Il faisait partie de la première équipe ministérielle de Judith Suminwa. Le jour de la remise et reprise, Constant Mutamba, alors fraîchement nommé ministre d’État en charge de la Justice, s’était présenté dans une ambiance peu conventionnelle, accompagné de son chien de race, comme pour marquer son territoire dès les premiers instants.
Plein de verve et de détermination, il affichait une ambition claire : révolutionner l’appareil judiciaire congolais. Mais un an plus tard, c’est par la petite porte, bien que tête haute, qu’il quitte le ministère, emporté par un scandale de détournement présumé de fonds publics. Ironie du sort : la justice qu’il voulait soigner est désormais appelée à faire la lumière sur sa propre gestion.
Au cœur de cette affaire, un contrat de construction d’une maison carcérale à Kisangani, sa ville d’enfance, située dans la province de la Tshopo. Le projet, pourtant présenté comme une des vitrines de son programme d’humanisation des établissements pénitentiaires, est aujourd’hui soupçonné d’irrégularités financières majeures.
Tout a commencé en mars dernier, lorsque le procureur général près le Conseil de Cassation a saisi l’Assemblée nationale pour obtenir l’autorisation d’ouvrir une instruction préjuridictionnelle. Il reproche à Mutamba d’avoir violé les règles de passation des marchés publics, en recourant à un contrat gré à gré avec un entrepreneur jugé peu fiable. Selon le magistrat Firmin Mvonde, plus de 19 millions de dollars ont été versés sur le compte de ce prestataire, argent intercepté par voie bancaire. Dans sa saisine, il évoque clairement un acte assimilable à un détournement de deniers publics.
Après avoir entendu l’ancien ministre en commission, la Chambre basse du Parlement a fini par autoriser les poursuites judiciaires, à la faveur d’un vote largement favorable lors de la dernière plénière de la session de mars. La deuxième requête du procureur, plus détaillée et ciblée, a également contribué à faire tomber son ex-supérieur hiérarchique.
En seulement 12 mois, Constant Mutamba s’est imposé comme un visage fort de la justice congolaise, du moins dans l’opinion publique. Même s’il n’a pas fait l’unanimité au sein du corps judiciaire ou de la classe politique, son passage n’a pas été sans impact. Il a notamment été à l’initiative de : la proposition de loi sur la création du Tribunal pénal économique et financier, la condamnation à mort des ‘‘Kuluna’’, dans le cadre d’une politique sécuritaire musclée, la bancarisation des frais judiciaires, qui a permis une hausse sensible des recettes du secteur, la requalification des missions de l’Inspection générale de la Justice, et l’instauration du permis de culte pour les pasteurs, une mesure saluée par certains mais vivement contestée par plusieurs confessions évangéliques.

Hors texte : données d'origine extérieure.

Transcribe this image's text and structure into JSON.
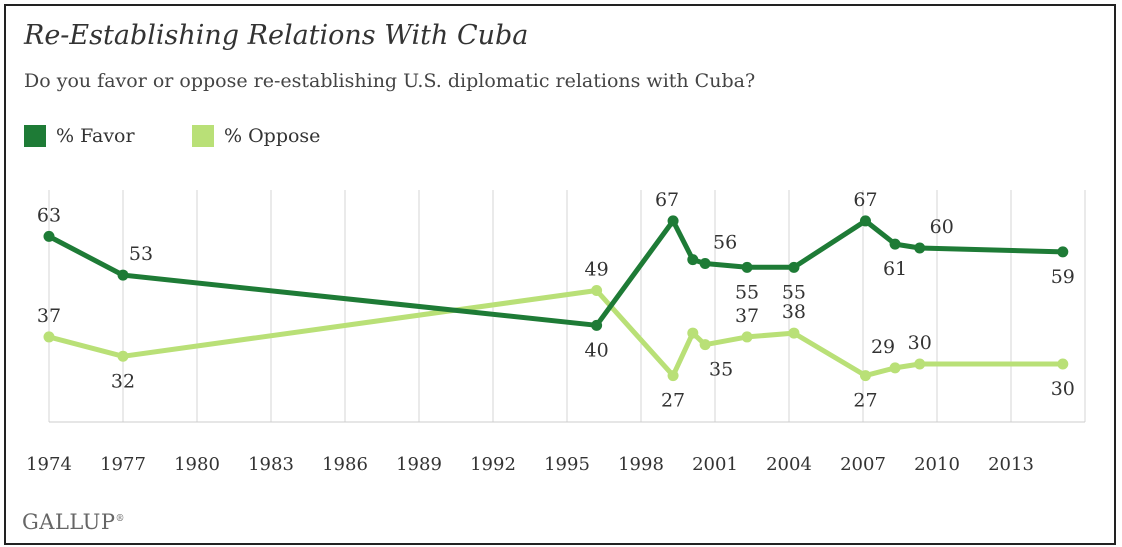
{
  "chart_data": {
    "type": "line",
    "title": "Re-Establishing Relations With Cuba",
    "subtitle": "Do you favor or oppose re-establishing U.S. diplomatic relations with Cuba?",
    "x_tick_labels": [
      "1974",
      "1977",
      "1980",
      "1983",
      "1986",
      "1989",
      "1992",
      "1995",
      "1998",
      "2001",
      "2004",
      "2007",
      "2010",
      "2013"
    ],
    "xlim": [
      1974,
      2016
    ],
    "ylim": [
      15,
      75
    ],
    "grid": "vertical",
    "legend_position": "top-left",
    "series": [
      {
        "name": "% Favor",
        "color": "#1e7b36",
        "points": [
          {
            "x": 1974.0,
            "y": 63,
            "label": "63"
          },
          {
            "x": 1977.0,
            "y": 53,
            "label": "53"
          },
          {
            "x": 1996.2,
            "y": 40,
            "label": "40"
          },
          {
            "x": 1999.3,
            "y": 67,
            "label": "67"
          },
          {
            "x": 2000.1,
            "y": 57,
            "label": ""
          },
          {
            "x": 2000.6,
            "y": 56,
            "label": "56"
          },
          {
            "x": 2002.3,
            "y": 55,
            "label": "55"
          },
          {
            "x": 2004.2,
            "y": 55,
            "label": "55"
          },
          {
            "x": 2007.1,
            "y": 67,
            "label": "67"
          },
          {
            "x": 2008.3,
            "y": 61,
            "label": "61"
          },
          {
            "x": 2009.3,
            "y": 60,
            "label": "60"
          },
          {
            "x": 2015.1,
            "y": 59,
            "label": "59"
          }
        ]
      },
      {
        "name": "% Oppose",
        "color": "#b9e077",
        "points": [
          {
            "x": 1974.0,
            "y": 37,
            "label": "37"
          },
          {
            "x": 1977.0,
            "y": 32,
            "label": "32"
          },
          {
            "x": 1996.2,
            "y": 49,
            "label": "49"
          },
          {
            "x": 1999.3,
            "y": 27,
            "label": "27"
          },
          {
            "x": 2000.1,
            "y": 38,
            "label": ""
          },
          {
            "x": 2000.6,
            "y": 35,
            "label": "35"
          },
          {
            "x": 2002.3,
            "y": 37,
            "label": "37"
          },
          {
            "x": 2004.2,
            "y": 38,
            "label": "38"
          },
          {
            "x": 2007.1,
            "y": 27,
            "label": "27"
          },
          {
            "x": 2008.3,
            "y": 29,
            "label": "29"
          },
          {
            "x": 2009.3,
            "y": 30,
            "label": "30"
          },
          {
            "x": 2015.1,
            "y": 30,
            "label": "30"
          }
        ]
      }
    ]
  },
  "brand": {
    "name": "GALLUP",
    "mark": "®"
  }
}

Peu après une rencontre discrète avec le président de la République, Mutamba a adressé sa lettre de démission, évoquant une cabale politique orchestrée de l’intérieur, avec des ramifications jusqu’à l’extérieur du gouvernement. Il s’est dit victime d’un règlement de comptes, affirmant avoir été sacrifié pour des motifs extra-judiciaires. Qu’on le soutienne ou qu’on le critique, Mutamba aura laissé une empreinte, faite d’initiatives visibles et parfois controversées, mais aussi d’un style direct, affirmé, souvent en rupture avec la tradition.
Aujourd’hui, l’opinion attend le procès annoncé, qui s’annonce comme un nouveau test de crédibilité pour la justice congolaise, mais aussi un révélateur des failles dans la gestion publique du pays. L’enjeu : savoir si la ligne rouge de la lutte contre la corruption peut traverser les appartenances politiques. Samuel Mbemba, son adjoint, a automatiquement repris les fonctions à titre intérimaire. Mutamba, lui, rejoint Stéphanie Mbombo, ex-ministre déléguée à l’Environnement, elle aussi tombée dans une tourmente politique un an plus tôt, et dont le poste reste vacant depuis.
Dans les couloirs du pouvoir, plus personne ne semble parler de ces départs. Comme si, en RDC, la politique avalait ses enfants à mesure qu’ils montent trop vite, ou qu’ils osent trop fort.